WASHINGTON - They split along party lines, but members of the National Transportation Safety Board (NTSB) are united in their view that partisan politics had nothing to do with the board's decision to forgo a public hearing on the Interstate 35W bridge collapse.
In interviews and written statements this week, all five board members indicated they have confidence in the integrity of their agency's investigation, despite the political turmoil that has surrounded the bridge collapse.
The board's 3-2 decision has come under fire from two prominent Minnesota Democrats: Sen. Amy Klobuchar, and Rep. Jim Oberstar, the House Transportation and Infrastructure Committee chairman, who has been feuding with NTSB Chairman Mark Rosenker over whether the board has rushed to judgment on the causes of the accident.

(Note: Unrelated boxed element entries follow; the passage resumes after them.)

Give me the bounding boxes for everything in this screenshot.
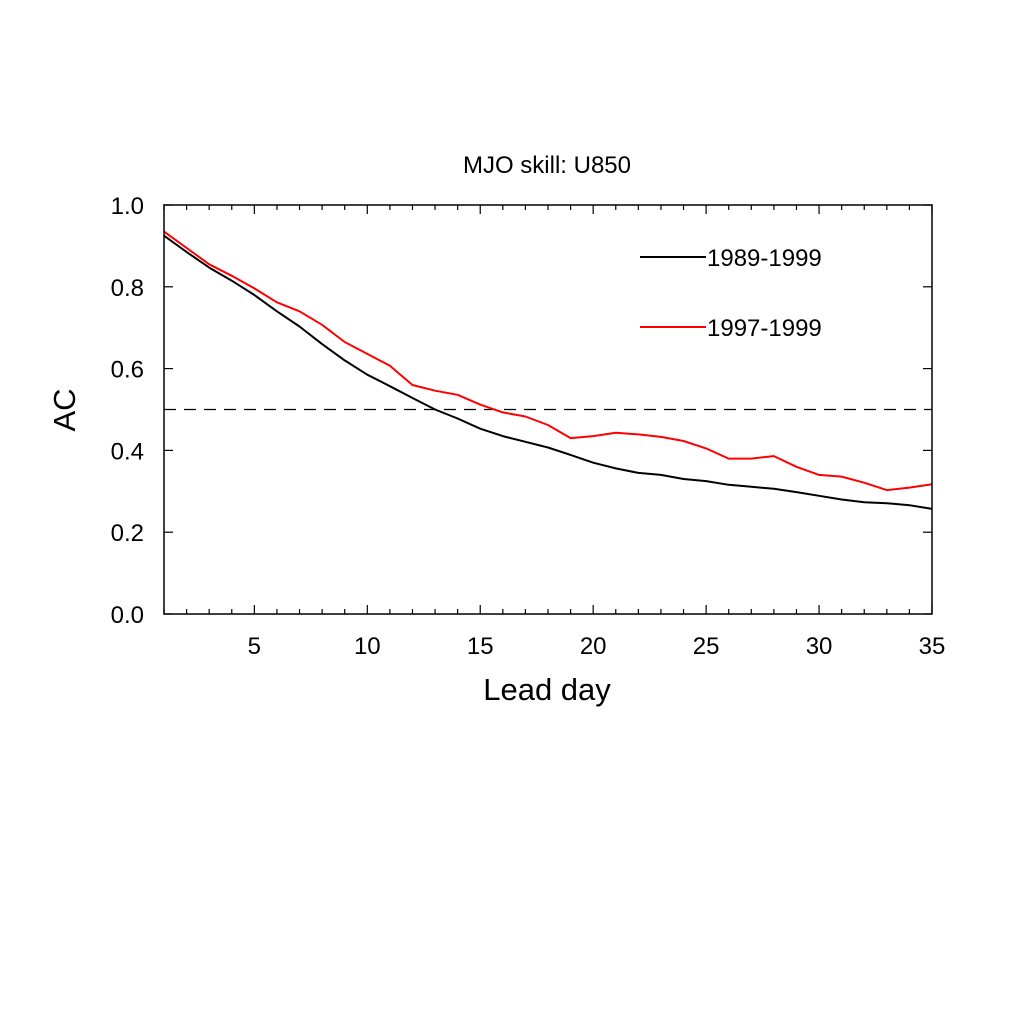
y-tick-label: 0.0 (111, 602, 144, 629)
series-line-1 (163, 234, 933, 510)
legend-label-1: 1989-1999 (707, 245, 822, 272)
y-tick-label: 0.2 (111, 520, 144, 547)
y-tick-label: 0.8 (111, 275, 144, 302)
x-tick-label: 10 (354, 633, 381, 660)
x-axis-label: Lead day (483, 672, 611, 707)
x-tick-label: 25 (693, 633, 720, 660)
legend: 1989-1999 1997-1999 (640, 245, 822, 342)
x-tick-label: 15 (467, 633, 494, 660)
x-tick-label: 30 (806, 633, 833, 660)
plot-area: 5 10 15 20 25 30 35 0.0 0.2 0.4 0.6 0.8 1.0 (111, 193, 946, 660)
y-axis-label: AC (47, 388, 82, 431)
x-tick-label: 20 (580, 633, 607, 660)
y-tick-label: 1.0 (111, 193, 144, 220)
legend-label-2: 1997-1999 (707, 315, 822, 342)
x-tick-label: 35 (919, 633, 946, 660)
chart-title: MJO skill: U850 (463, 152, 631, 179)
series-line-2 (163, 230, 933, 492)
x-tick-label: 5 (248, 633, 261, 660)
y-tick-label: 0.6 (111, 357, 144, 384)
y-tick-label: 0.4 (111, 438, 144, 465)
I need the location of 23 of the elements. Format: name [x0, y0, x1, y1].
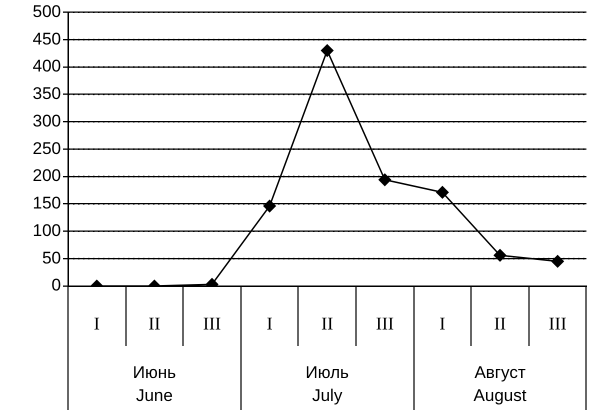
text: Июнь June — [132, 363, 176, 405]
x-tick-label: III — [203, 314, 221, 334]
x-tick-label: II — [494, 314, 506, 334]
y-tick-label: 400 — [32, 56, 61, 76]
y-tick-label: 200 — [32, 166, 61, 186]
x-tick-label: I — [439, 314, 446, 334]
y-tick-label: 350 — [32, 84, 61, 104]
y-tick-label: 50 — [42, 248, 61, 268]
x-tick-label: I — [266, 314, 273, 334]
x-tick-label: II — [321, 314, 334, 334]
y-tick-label: 500 — [32, 2, 61, 21]
x-tick-label: III — [376, 314, 394, 334]
y-tick-label: 450 — [32, 29, 61, 48]
y-tick-label: 150 — [32, 194, 61, 213]
x-tick-label: I — [94, 314, 100, 334]
text: Июль July — [306, 363, 350, 405]
y-tick-label: 250 — [32, 138, 61, 158]
y-tick-label: 100 — [32, 220, 61, 240]
x-tick-label: III — [548, 314, 567, 334]
y-tick-label: 0 — [52, 276, 61, 295]
y-tick-label: 300 — [32, 111, 61, 130]
x-tick-label: II — [148, 314, 160, 334]
text: Август August — [474, 363, 527, 405]
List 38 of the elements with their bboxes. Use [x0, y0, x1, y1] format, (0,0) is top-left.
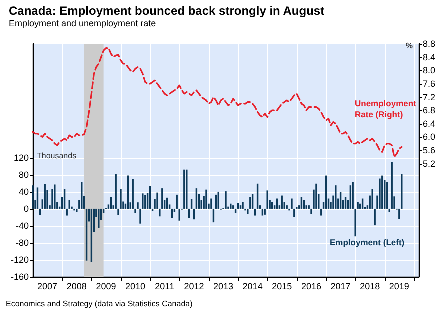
x-tick-label: 2014	[242, 282, 263, 292]
y-tick-label: 0	[24, 204, 29, 214]
x-tick-label: 2009	[96, 282, 116, 292]
y-tick-label: -160	[10, 272, 29, 282]
x-tick-label: 2012	[184, 282, 204, 292]
y-tick-label: -40	[16, 220, 29, 231]
chart-title: Canada: Employment bounced back strongly in August	[9, 4, 325, 18]
y2-tick-label: 8.0	[423, 66, 436, 76]
x-tick-label: 2011	[155, 282, 175, 292]
series-label: Employment (Left)	[330, 238, 405, 248]
y-tick-label: 40	[18, 186, 29, 197]
y2-tick-label: 8.8	[423, 39, 436, 49]
y-tick-label: 120	[14, 152, 29, 163]
y2-tick-label: 7.2	[423, 92, 436, 102]
series-label: Unemployment Rate (Right)	[355, 98, 419, 120]
annotation: %	[406, 42, 414, 50]
y2-tick-label: 5.6	[423, 146, 436, 156]
x-tick-label: 2016	[301, 282, 322, 292]
y2-tick-label: 6.0	[423, 132, 436, 142]
y2-tick-label: 6.4	[423, 118, 436, 129]
y2-tick-label: 8.4	[423, 52, 436, 62]
y2-tick-label: 6.8	[423, 106, 436, 116]
y2-tick-label: 7.6	[423, 78, 436, 89]
y-tick-label: -120	[10, 254, 29, 265]
x-tick-label: 2007	[38, 282, 58, 292]
text: Economics and Strategy (data via Statistics Canada)	[6, 300, 194, 308]
x-tick-label: 2015	[272, 282, 292, 292]
y2-tick-label: 5.2	[423, 158, 436, 169]
x-tick-label: 2013	[213, 282, 234, 292]
chart-subtitle: Employment and unemployment rate	[9, 18, 156, 28]
y-tick-label: 80	[18, 170, 29, 180]
x-tick-label: 2017	[330, 282, 351, 292]
y-tick-label: -80	[16, 238, 29, 248]
annotation: Thousands	[37, 152, 77, 160]
x-tick-label: 2018	[360, 282, 380, 292]
x-tick-label: 2019	[389, 282, 410, 292]
x-tick-label: 2008	[66, 282, 87, 292]
x-tick-label: 2010	[126, 282, 146, 292]
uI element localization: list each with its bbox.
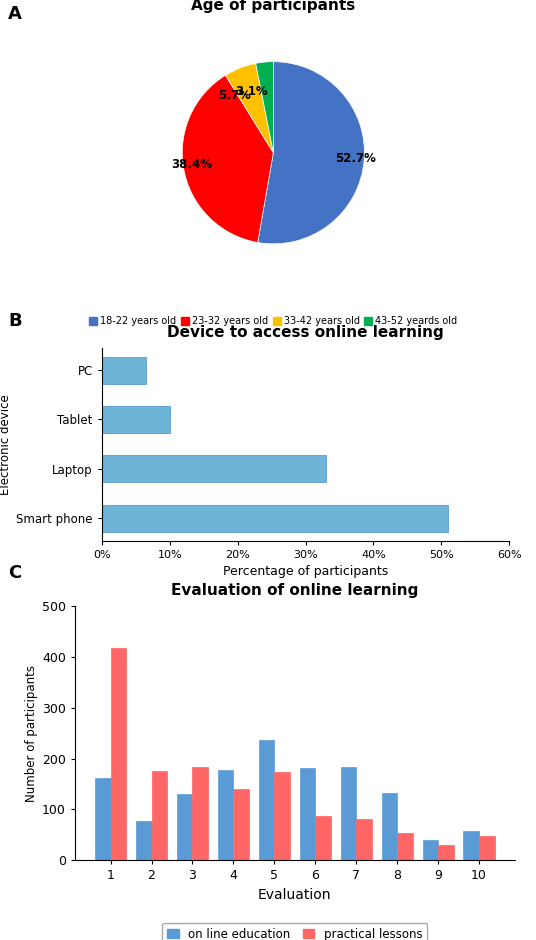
Bar bbox=[218, 770, 233, 860]
Text: A: A bbox=[8, 5, 22, 23]
Bar bbox=[102, 406, 170, 433]
Bar bbox=[382, 793, 397, 860]
Bar bbox=[259, 740, 274, 860]
X-axis label: Evaluation: Evaluation bbox=[258, 887, 332, 901]
Bar bbox=[102, 455, 326, 482]
Wedge shape bbox=[258, 62, 364, 243]
Bar bbox=[274, 773, 290, 860]
X-axis label: Percentage of participants: Percentage of participants bbox=[223, 565, 388, 578]
Text: B: B bbox=[8, 312, 21, 330]
Bar bbox=[464, 831, 479, 860]
Wedge shape bbox=[182, 75, 273, 243]
Legend: on line education, practical lessons: on line education, practical lessons bbox=[162, 923, 427, 940]
Bar bbox=[397, 833, 413, 860]
Bar bbox=[192, 767, 208, 860]
Bar bbox=[438, 845, 453, 860]
Bar bbox=[422, 839, 438, 860]
Bar bbox=[479, 837, 495, 860]
Text: 3.1%: 3.1% bbox=[235, 85, 267, 98]
Text: 38.4%: 38.4% bbox=[172, 158, 213, 171]
Bar bbox=[102, 356, 146, 384]
Wedge shape bbox=[256, 62, 273, 152]
Y-axis label: Electronic device: Electronic device bbox=[0, 394, 12, 494]
Bar bbox=[177, 794, 192, 860]
Bar bbox=[233, 789, 249, 860]
Bar bbox=[356, 820, 372, 860]
Text: 52.7%: 52.7% bbox=[335, 151, 376, 164]
Bar bbox=[152, 771, 167, 860]
Text: 5.7%: 5.7% bbox=[218, 88, 251, 102]
Bar bbox=[110, 648, 126, 860]
Bar bbox=[102, 505, 448, 532]
Title: Age of participants: Age of participants bbox=[191, 0, 355, 13]
Bar bbox=[341, 767, 356, 860]
Y-axis label: Number of participants: Number of participants bbox=[25, 665, 38, 802]
Text: C: C bbox=[8, 564, 21, 582]
Legend: 18-22 years old, 23-32 years old, 33-42 years old, 43-52 yeards old: 18-22 years old, 23-32 years old, 33-42 … bbox=[86, 312, 461, 330]
Bar bbox=[136, 821, 152, 860]
Wedge shape bbox=[226, 63, 273, 152]
Bar bbox=[315, 816, 331, 860]
Title: Evaluation of online learning: Evaluation of online learning bbox=[171, 583, 419, 598]
Bar bbox=[300, 768, 315, 860]
Title: Device to access online learning: Device to access online learning bbox=[167, 324, 444, 339]
Bar bbox=[95, 778, 110, 860]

Jim Hall, the NTSB chairman in the Clinton administration, also said he was "disappointed," asserting that a public hearing on the I-35W probe would serve the board's educational mission and "speak to the integrity of the board's investigation."
Although the political pressure on the NTSB in the bridge case has been unusual -- perhaps even unprecedented -- none of the current board members says its actions have been driven by partisanship.
"We have different political perspectives, but on the business of the board, our views aren't partisan," said Kathryn O'Leary Higgins, one of the two Democrats who pushed unsuccessfully for a public hearing.
In fact, Higgins and Deborah A.P. Hersman, the other dissenting board member, argued that one of the main benefits of an interim public hearing would have been to dispel suspicions of partisanship.
"We recognized ... that there are a lot of political nuances in this debate, certainly in Minnesota," Hersman said.